Stark plays Anna, an editor in Stalin's bureaucracy of 1931. Her current project is to expunge any suggestions of aberrant sexual behavior in letters from a famous Russian composer. As the Director describes it she is to filter the filth from items that might bring shame to the memory, the family and the state. Their complicated meeting is both an offer of promotion and an interrogation. It seems the perhaps copies of the damaging original letters are suspected to have been  removed from the bureau and first Anna and then the Director's own careers and even lives may be at stake.

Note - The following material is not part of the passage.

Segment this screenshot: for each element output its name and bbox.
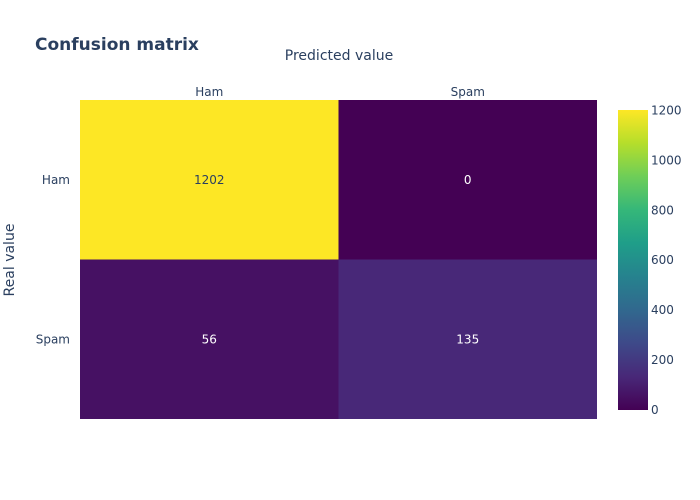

In Cardinal Artistic Director Randy White's setting of The Letters  the Rose Firebay is arranged in "tennis court seating" with half the audience on each side. You see the players but are also frequently conscious of the reality of the audience. This play lends itself to tennis metaphors. At first the Director is clearly in charge, with a commanding but exploratory game. Anna is a bit baffled and her tentative responses tend to be basic forehands from mid court. As the game goes on the Director begins to exploit a power serve and Anna is driven back to the base line for the volleys. From time to time each tries an experimental lob. It's quite a give and take.

The world that Anna and the Director inhabit in The Letters is a barren place. She was interested in the truth of literature and now does the most menial of editing job. He was a cavalry officer with a horse, a saber and a pistol and now finds himself with a desk, an intercom and a telephone. Kindness is a weakness. Friendship is a danger. Loyalty is always suspect and Truth itself can be an embarrassment.

As often happens in tennis…and even in theatre…there's a bit of middle game when neither player seems dominant. The action and the audience's attention flags a bit, but then as The Letters continues the tension builds again as new possibilities, a couple of surprising shots and some aggressive net play brings things back towards a dramatic finish.

The Cardinal Stage Company's production of John Lowell's The Letters with Lee Stark and Mike Price continues in the Rose Firebay of the Ivy Tech John Waldron Arts Center through May 18.